I calmed down long enough to get the name of the oral surgeon’s office where the debt originated and a few minutes later learned that yes, I did owe $95 after insurance, and yes, they had been sending me notices, but I hadn’t been getting them due to an address error. $95 had a vaguely familiar sound because several months earlier I had seen it on a statement and asked the oral surgeon’s office about it. The clerk said they were waiting for an additional insurance payment and that when they received it, if I owed anything they would send me a final bill. No bill ever came. No closing accounting with payment due clearly listed. No pink or blue or yellow demands for money. No notices that the bill had been turned over to a collection agency. Nothing. Until the dreaded phone call.

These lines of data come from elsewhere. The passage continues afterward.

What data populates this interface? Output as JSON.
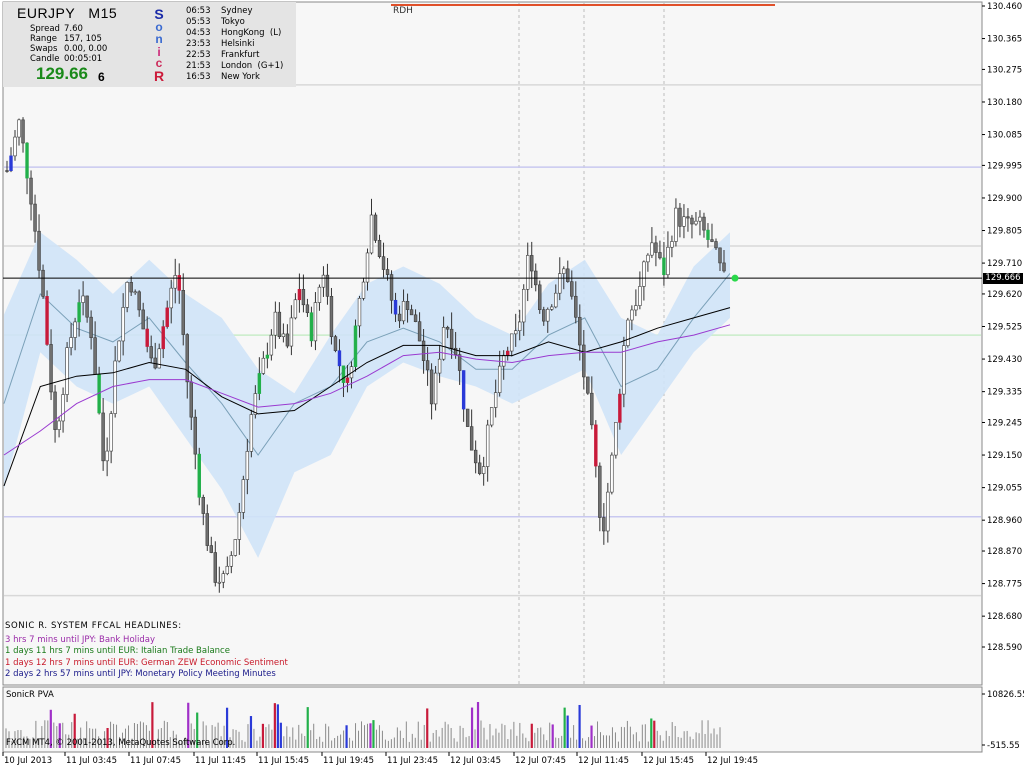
{
  "info_panel": {
    "symbol": "EURJPY",
    "timeframe": "M15",
    "rows": [
      {
        "label": "Spread",
        "value": "7.60"
      },
      {
        "label": "Range",
        "value": "157, 105"
      },
      {
        "label": "Swaps",
        "value": "0.00, 0.00"
      },
      {
        "label": "Candle",
        "value": "00:05:01"
      }
    ],
    "price": "129.66",
    "price_last_digit": "6",
    "sonic_letters": [
      {
        "ch": "S",
        "color": "#1a2aa8"
      },
      {
        "ch": "o",
        "color": "#3a6ad0"
      },
      {
        "ch": "n",
        "color": "#3a6ad0"
      },
      {
        "ch": "i",
        "color": "#cc2a7a"
      },
      {
        "ch": "c",
        "color": "#cc2a5a"
      },
      {
        "ch": "R",
        "color": "#cc1a3a"
      }
    ],
    "sessions": [
      {
        "time": "06:53",
        "city": "Sydney"
      },
      {
        "time": "05:53",
        "city": "Tokyo"
      },
      {
        "time": "04:53",
        "city": "HongKong  (L)"
      },
      {
        "time": "23:53",
        "city": "Helsinki"
      },
      {
        "time": "22:53",
        "city": "Frankfurt"
      },
      {
        "time": "21:53",
        "city": "London  (G+1)"
      },
      {
        "time": "16:53",
        "city": "New York"
      }
    ]
  },
  "rdh_label": "RDH",
  "headlines": {
    "title": "SONIC R. SYSTEM  FFCAL HEADLINES:",
    "items": [
      {
        "text": "3 hrs 7 mins until JPY: Bank Holiday",
        "color": "#9a2aa8"
      },
      {
        "text": "1 days 11 hrs 7 mins until EUR: Italian Trade Balance",
        "color": "#1a7a1a"
      },
      {
        "text": "1 days 12 hrs 7 mins until EUR: German ZEW Economic Sentiment",
        "color": "#c81a2a"
      },
      {
        "text": "2 days 2 hrs 57 mins until JPY: Monetary Policy Meeting Minutes",
        "color": "#1a1a8a"
      }
    ]
  },
  "subwindow": {
    "label": "SonicR PVA",
    "ticks": [
      "10826.55",
      "-515.55"
    ]
  },
  "copyright": "FXCM MT4, © 2001-2013, MetaQuotes Software Corp.",
  "current_price_label": "129.666",
  "chart_data": {
    "type": "candlestick",
    "symbol": "EURJPY",
    "timeframe": "M15",
    "ylim": [
      128.59,
      130.46
    ],
    "y_ticks": [
      "130.460",
      "130.365",
      "130.275",
      "130.180",
      "130.085",
      "129.995",
      "129.900",
      "129.805",
      "129.710",
      "129.620",
      "129.525",
      "129.430",
      "129.335",
      "129.245",
      "129.150",
      "129.055",
      "128.960",
      "128.870",
      "128.775",
      "128.680",
      "128.590"
    ],
    "x_ticks": [
      "10 Jul 2013",
      "11 Jul 03:45",
      "11 Jul 07:45",
      "11 Jul 11:45",
      "11 Jul 15:45",
      "11 Jul 19:45",
      "11 Jul 23:45",
      "12 Jul 03:45",
      "12 Jul 07:45",
      "12 Jul 11:45",
      "12 Jul 15:45",
      "12 Jul 19:45"
    ],
    "current_price": 129.666,
    "candle_waypoints": [
      129.98,
      130.12,
      129.9,
      129.6,
      129.2,
      129.45,
      129.62,
      129.5,
      129.1,
      129.45,
      129.68,
      129.55,
      129.4,
      129.55,
      129.7,
      129.3,
      129.0,
      128.8,
      128.78,
      128.95,
      129.25,
      129.4,
      129.55,
      129.45,
      129.65,
      129.5,
      129.7,
      129.45,
      129.35,
      129.6,
      129.85,
      129.7,
      129.55,
      129.6,
      129.48,
      129.3,
      129.55,
      129.45,
      129.2,
      129.1,
      129.3,
      129.45,
      129.5,
      129.75,
      129.55,
      129.62,
      129.7,
      129.5,
      129.25,
      128.92,
      129.2,
      129.55,
      129.62,
      129.78,
      129.68,
      129.85,
      129.82,
      129.82,
      129.76,
      129.66
    ],
    "bands": {
      "upper": [
        129.56,
        129.8,
        129.72,
        129.62,
        129.72,
        129.62,
        129.55,
        129.4,
        129.33,
        129.5,
        129.65,
        129.7,
        129.65,
        129.55,
        129.5,
        129.65,
        129.72,
        129.55,
        129.5,
        129.7,
        129.8
      ],
      "mid": [
        129.3,
        129.62,
        129.52,
        129.48,
        129.55,
        129.42,
        129.3,
        129.15,
        129.3,
        129.35,
        129.48,
        129.52,
        129.48,
        129.4,
        129.4,
        129.5,
        129.55,
        129.35,
        129.4,
        129.55,
        129.68
      ],
      "lower": [
        129.05,
        129.45,
        129.35,
        129.3,
        129.35,
        129.2,
        129.05,
        128.85,
        129.1,
        129.15,
        129.35,
        129.42,
        129.38,
        129.35,
        129.3,
        129.35,
        129.4,
        129.15,
        129.3,
        129.45,
        129.55
      ]
    },
    "black_ma": [
      129.06,
      129.35,
      129.38,
      129.39,
      129.42,
      129.4,
      129.32,
      129.27,
      129.28,
      129.35,
      129.42,
      129.47,
      129.47,
      129.44,
      129.44,
      129.48,
      129.45,
      129.48,
      129.52,
      129.55,
      129.58
    ],
    "purple_ma": [
      129.15,
      129.22,
      129.3,
      129.35,
      129.37,
      129.37,
      129.33,
      129.29,
      129.3,
      129.33,
      129.38,
      129.44,
      129.45,
      129.43,
      129.42,
      129.44,
      129.45,
      129.45,
      129.48,
      129.5,
      129.53
    ],
    "horizontal_lines": [
      {
        "price": 130.23,
        "color": "#d8d8d8"
      },
      {
        "price": 129.99,
        "color": "#c8c8f0"
      },
      {
        "price": 129.76,
        "color": "#d8d8d8"
      },
      {
        "price": 129.5,
        "color": "#c8ecc8"
      },
      {
        "price": 128.97,
        "color": "#c8c8f0"
      },
      {
        "price": 128.74,
        "color": "#d8d8d8"
      }
    ],
    "colors": {
      "bull": "#3a3a3a",
      "bear": "#3a3a3a",
      "accent_green": "#22b04a",
      "accent_red": "#c81a3a",
      "accent_blue": "#2a3ad8",
      "accent_purple": "#a030c8",
      "band_fill": "#cfe3f7",
      "band_mid": "#7aa0b8"
    }
  }
}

The next day I mailed a $95.00 check directly to the doctor’s office. A week later I called to confirm they had properly recorded the payment and cancelled the collection agency, and that was the end of that. Except I really wanted to call that smarmy man back and make sure he knew that I hadn’t been lying about not receiving the bills. I wanted to, but didn’t, because he wouldn’t have believed me anyway. And I would have become defensively angry with him again. Not a good feeling.

The part of the whole experience that stays with me is how quickly my emotions snapped back into pre-DA mode. Because the source of my anger was mainly guilt. Despite the fact that I had never received those statements and hadn’t even been aware the debt existed, even though it had been more than a decade since the last time anyone had called me about an overdue bill, and no matter that I knew I could just simply pay the $95 that very day … regardless of all that, here came the guilt. Just a couple minutes of it, but enough to be unsettling.

Which greatly increases my delight at knowing that maybe as early as next month I’ll be debt-free for the first time in roughly 40 years. The only debt I have now, other than a secured mortgage, is a home equity loan from the credit union. It’s secured, too, but it feels like an unsecured debt, and it still demands a chunk of money every month. I’ve been paying ahead on it whenever possible and there’s not much left, so between my state and federal tax refunds (which are already in my bank account) and a three-paycheck month (if you have ever been paid every other week, you know what that means), and barring any unexpected major expense (are you listening, car?) it looks like the loan might be completely paid by March 31. If not that soon, within the next couple months. And then when I make my spending plans not one penny will have to be allocated to the past.

That is a great lesson I learned from Debtors Anonymous: how to live in the present instead of the past. In DA vocabulary debting means having to focus energy and dollars on paying for items bought in the past, or for former services rendered, or for financial assistance rendered at an earlier time. Consistent compulsive debting means always looking backward. Recovery in DA meant learning how to look forward, to trust that plans made could actually happen, to pay ordinary living expenses as they occur and have actual discretionary money left over ….

And to never again be afraid to answer the phone.